[audubon-news] FW: John Flicker Statement on UN Population Fund Support

  • From: "BIANCHI, John" <JBIANCHI@xxxxxxxxxxx>
  • To: "'audubon-news@xxxxxxxxxxxxx'" <audubon-news@xxxxxxxxxxxxx>
  • Date: Mon, 4 Mar 2002 11:21:40 -0500

Dear subscibers - 

We have migrated this list to freelists recently - Due to my complete
technical incompetance, this mail and following three have been hanging in
the ether since last wednesday.  I apologize for the delay and thank you for
you patience.  Now, hopefully I can get that VCR timer to stop blinking... 
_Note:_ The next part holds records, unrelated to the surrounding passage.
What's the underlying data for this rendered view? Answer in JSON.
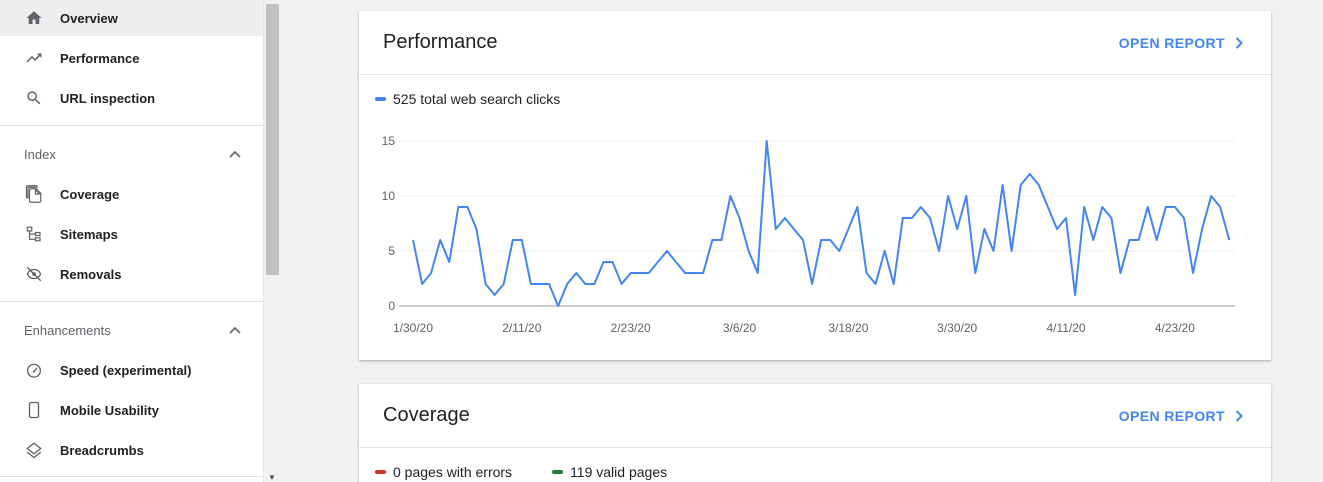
{
  "sidebar": {
    "items": [
      {
        "label": "Overview",
        "icon": "home-icon"
      },
      {
        "label": "Performance",
        "icon": "trending-up-icon"
      },
      {
        "label": "URL inspection",
        "icon": "search-icon"
      }
    ],
    "sections": [
      {
        "label": "Index",
        "items": [
          {
            "label": "Coverage",
            "icon": "file-copy-icon"
          },
          {
            "label": "Sitemaps",
            "icon": "sitemap-icon"
          },
          {
            "label": "Removals",
            "icon": "visibility-off-icon"
          }
        ]
      },
      {
        "label": "Enhancements",
        "items": [
          {
            "label": "Speed (experimental)",
            "icon": "speedometer-icon"
          },
          {
            "label": "Mobile Usability",
            "icon": "smartphone-icon"
          },
          {
            "label": "Breadcrumbs",
            "icon": "layers-icon"
          }
        ]
      }
    ]
  },
  "performance_card": {
    "title": "Performance",
    "open_report": "OPEN REPORT",
    "legend": "525 total web search clicks"
  },
  "coverage_card": {
    "title": "Coverage",
    "open_report": "OPEN REPORT",
    "legend_errors": "0 pages with errors",
    "legend_valid": "119 valid pages"
  },
  "colors": {
    "accent": "#4285f4",
    "error": "#d93025",
    "valid": "#188038"
  },
  "chart_data": {
    "type": "line",
    "title": "",
    "xlabel": "",
    "ylabel": "",
    "ylim": [
      0,
      15
    ],
    "yticks": [
      "0",
      "5",
      "10",
      "15"
    ],
    "x_ticks": [
      "1/30/20",
      "2/11/20",
      "2/23/20",
      "3/6/20",
      "3/18/20",
      "3/30/20",
      "4/11/20",
      "4/23/20"
    ],
    "x_start": "1/30/20",
    "grid": true,
    "legend_position": "top-left",
    "series": [
      {
        "name": "525 total web search clicks",
        "color": "#4285f4",
        "values": [
          6,
          2,
          3,
          6,
          4,
          9,
          9,
          7,
          2,
          1,
          2,
          6,
          6,
          2,
          2,
          2,
          0,
          2,
          3,
          2,
          2,
          4,
          4,
          2,
          3,
          3,
          3,
          4,
          5,
          4,
          3,
          3,
          3,
          6,
          6,
          10,
          8,
          5,
          3,
          15,
          7,
          8,
          7,
          6,
          2,
          6,
          6,
          5,
          7,
          9,
          3,
          2,
          5,
          2,
          8,
          8,
          9,
          8,
          5,
          10,
          7,
          10,
          3,
          7,
          5,
          11,
          5,
          11,
          12,
          11,
          9,
          7,
          8,
          1,
          9,
          6,
          9,
          8,
          3,
          6,
          6,
          9,
          6,
          9,
          9,
          8,
          3,
          7,
          10,
          9,
          6
        ]
      }
    ]
  }
}
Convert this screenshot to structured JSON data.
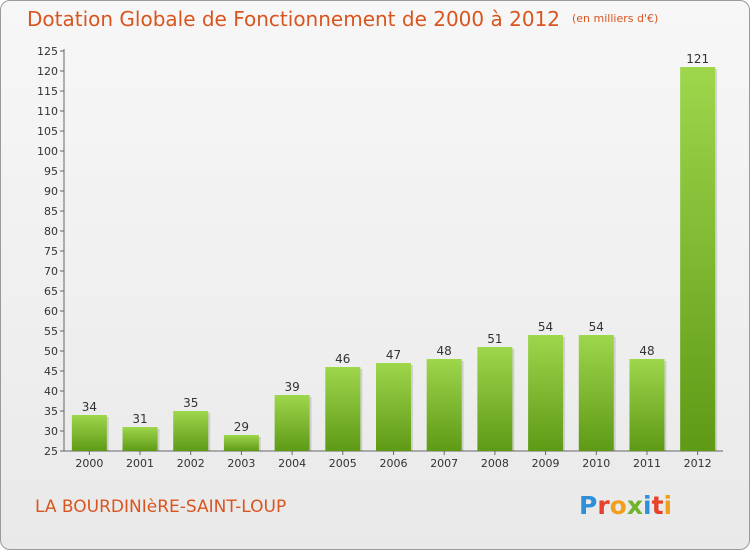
{
  "header": {
    "title": "Dotation Globale de Fonctionnement de 2000 à 2012",
    "subtitle": "(en milliers d'€)"
  },
  "footer": {
    "commune": "LA BOURDINIèRE-SAINT-LOUP",
    "brand": "Proxiti"
  },
  "colors": {
    "title": "#d9551f",
    "bar_top": "#9ed64c",
    "bar_bottom": "#5f9a16"
  },
  "chart_data": {
    "type": "bar",
    "categories": [
      "2000",
      "2001",
      "2002",
      "2003",
      "2004",
      "2005",
      "2006",
      "2007",
      "2008",
      "2009",
      "2010",
      "2011",
      "2012"
    ],
    "values": [
      34,
      31,
      35,
      29,
      39,
      46,
      47,
      48,
      51,
      54,
      54,
      48,
      121
    ],
    "title": "Dotation Globale de Fonctionnement de 2000 à 2012",
    "subtitle": "(en milliers d'€)",
    "ylim": [
      25,
      125
    ],
    "ytick_step": 5,
    "grid": false,
    "data_labels": true
  }
}
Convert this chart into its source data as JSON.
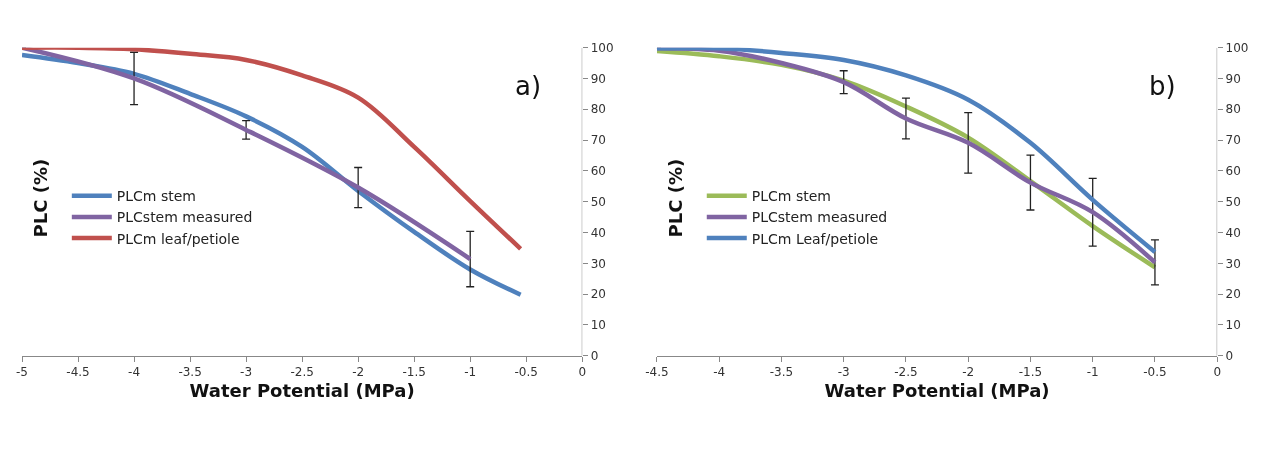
{
  "chart_data": [
    {
      "type": "line",
      "title": "a)",
      "xlabel": "Water Potential (MPa)",
      "ylabel": "PLC (%)",
      "xlim": [
        -5,
        0
      ],
      "xticks": [
        -5,
        -4.5,
        -4,
        -3.5,
        -3,
        -2.5,
        -2,
        -1.5,
        -1,
        -0.5,
        0
      ],
      "ylim": [
        0,
        100
      ],
      "yticks": [
        0,
        10,
        20,
        30,
        40,
        50,
        60,
        70,
        80,
        90,
        100
      ],
      "legend": "left",
      "marker": "none",
      "line_style": "solid",
      "series": [
        {
          "name": "PLCm stem",
          "color": "#4f81bd",
          "x": [
            -5,
            -4.5,
            -4,
            -3.5,
            -3,
            -2.5,
            -2,
            -1.5,
            -1,
            -0.55
          ],
          "values": [
            97.6,
            95,
            91.5,
            85,
            77.7,
            67.8,
            53.5,
            40.2,
            28,
            19.8
          ]
        },
        {
          "name": "PLCstem measured",
          "color": "#8064a2",
          "x": [
            -5,
            -4,
            -3,
            -2,
            -1
          ],
          "values": [
            100,
            90,
            73.3,
            54.6,
            31.4
          ],
          "errors": [
            null,
            8.5,
            3,
            6.5,
            9
          ]
        },
        {
          "name": "PLCm leaf/petiole",
          "color": "#c0504d",
          "x": [
            -5,
            -4.5,
            -4,
            -3.5,
            -3,
            -2.5,
            -2,
            -1.5,
            -1,
            -0.55
          ],
          "values": [
            100,
            100,
            99.5,
            98,
            96,
            91,
            83.8,
            67.8,
            50.2,
            34.7
          ]
        }
      ]
    },
    {
      "type": "line",
      "title": "b)",
      "xlabel": "Water Potential (MPa)",
      "ylabel": "PLC (%)",
      "xlim": [
        -4.5,
        0
      ],
      "xticks": [
        -4.5,
        -4,
        -3.5,
        -3,
        -2.5,
        -2,
        -1.5,
        -1,
        -0.5,
        0
      ],
      "ylim": [
        0,
        100
      ],
      "yticks": [
        0,
        10,
        20,
        30,
        40,
        50,
        60,
        70,
        80,
        90,
        100
      ],
      "legend": "left",
      "marker": "none",
      "line_style": "solid",
      "series": [
        {
          "name": "PLCm stem",
          "color": "#9bbb59",
          "x": [
            -4.5,
            -4,
            -3.5,
            -3,
            -2.5,
            -2,
            -1.5,
            -1,
            -0.5
          ],
          "values": [
            98.9,
            97.2,
            94.4,
            89.3,
            80.9,
            70.8,
            56.7,
            42.1,
            28.7
          ]
        },
        {
          "name": "PLCstem measured",
          "color": "#8064a2",
          "x": [
            -4.5,
            -4,
            -3.5,
            -3,
            -2.5,
            -2,
            -1.5,
            -1,
            -0.5
          ],
          "values": [
            99.8,
            99,
            95,
            88.8,
            77,
            69.1,
            56.2,
            46.6,
            30.3
          ],
          "errors": [
            null,
            null,
            null,
            3.7,
            6.6,
            9.8,
            8.9,
            11,
            7.3
          ]
        },
        {
          "name": "PLCm Leaf/petiole",
          "color": "#4f81bd",
          "x": [
            -4.5,
            -4,
            -3.5,
            -3,
            -2.5,
            -2,
            -1.5,
            -1,
            -0.5
          ],
          "values": [
            99.8,
            99.8,
            98.3,
            96,
            91,
            83.1,
            69.1,
            50.6,
            33.7
          ]
        }
      ]
    }
  ]
}
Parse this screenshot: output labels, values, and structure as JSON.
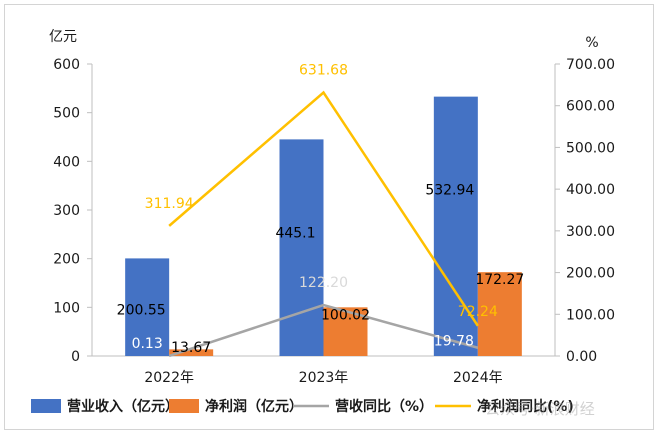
{
  "chart_data": {
    "type": "bar",
    "categories": [
      "2022年",
      "2023年",
      "2024年"
    ],
    "y_left": {
      "label": "亿元",
      "min": 0,
      "max": 600,
      "ticks": [
        "0",
        "100",
        "200",
        "300",
        "400",
        "500",
        "600"
      ]
    },
    "y_right": {
      "label": "%",
      "min": 0,
      "max": 700,
      "ticks": [
        "0.00",
        "100.00",
        "200.00",
        "300.00",
        "400.00",
        "500.00",
        "600.00",
        "700.00"
      ]
    },
    "series": [
      {
        "name": "营业收入（亿元）",
        "kind": "bar",
        "axis": "left",
        "color": "#4472C4",
        "values": [
          200.55,
          445.1,
          532.94
        ],
        "labels": [
          "200.55",
          "445.1",
          "532.94"
        ],
        "label_color": "#000000"
      },
      {
        "name": "净利润（亿元）",
        "kind": "bar",
        "axis": "left",
        "color": "#ED7D31",
        "values": [
          13.67,
          100.02,
          172.27
        ],
        "labels": [
          "13.67",
          "100.02",
          "172.27"
        ],
        "label_color": "#000000"
      },
      {
        "name": "营收同比（%）",
        "kind": "line",
        "axis": "right",
        "color": "#A5A5A5",
        "values": [
          0.13,
          122.2,
          19.78
        ],
        "labels": [
          "0.13",
          "122.20",
          "19.78"
        ],
        "label_color": "#ffffff"
      },
      {
        "name": "净利润同比(%)",
        "kind": "line",
        "axis": "right",
        "color": "#FFC000",
        "values": [
          311.94,
          631.68,
          72.24
        ],
        "labels": [
          "311.94",
          "631.68",
          "72.24"
        ],
        "label_color": "#FFC000"
      }
    ],
    "legend_position": "bottom",
    "grid": false
  },
  "watermark": "公众号·新浪财经"
}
> Wednesday, February 27, 2002
> 
> Statement of John Flicker
> President of the National Audubon Society
> On U.S. Funding for the United Nations Population Fund 
> 
> Human population growth is one of the most pressing environmental problems
> facing the world.  So much of the environmental degradation seen across
> the globe today is fallout from the human population explosion in the last
> 50 years.
> International family planning programs have been proven to slow population
> growth, and Audubon urges the Bush Administration to end the delay and
> fully release the $34 million that Congress approved for the United
> Nations Population Fund.
> For thousands of years, birds have been one of our most important early
> warning systems. Birds have predicted the change of seasons, the coming of
> storms, the presence of land at sea and the rise of toxic levels of
> pollution in the food chain. 
> Now birds are telling us something is terribly wrong with the environment.
> 
> Across the United States, warblers are disappearing, as are dozens of
> other songbirds.  Scientists say the demise of these songbirds is caused
> by the destruction of their habitat, brought about by rapid rates of human
> population growth. 
> Many of America's songbirds spend much of the year in the tropical forests
> of Latin America and the Caribbean. But these forests are being cut to the
> ground at record rates. In Central America, more than 40 percent of the
> forest canopy has been destroyed in the last 30 years, as the population
> of the region has doubled. 
> What's happening to birds is happening to wildlife all over the world --
> to the tigers in India, the elephants in Thailand, and the jaguars in
> Central America.  Though many of the world's creatures face peril now, the
> real trouble lies ahead. 
> Across the globe, more than a billion teenagers are entering their
> reproductive years -- the largest cluster of teens in world history. The
> choices these young people make in the next decade will determine the fate
> of our natural world for generations to come.   If birth rates remain at
> current levels, demographers say the world will add more people in the
> next 50 years than it has in the previous 500,000 years. 
> Population growth is about more than the environment, of course. It's also
> about the health of women, crushing unemployment and poverty rates, and
> rising levels of social and economic instability in the developing world. 
> We urge President Bush to act on what is a matter of life and death for
> wildlife, women and children the world over.  Voluntary family planning
> programs like those carried out by the UNFPA around the world are vital to
> slowing human population growth and the pace of habitat destruction.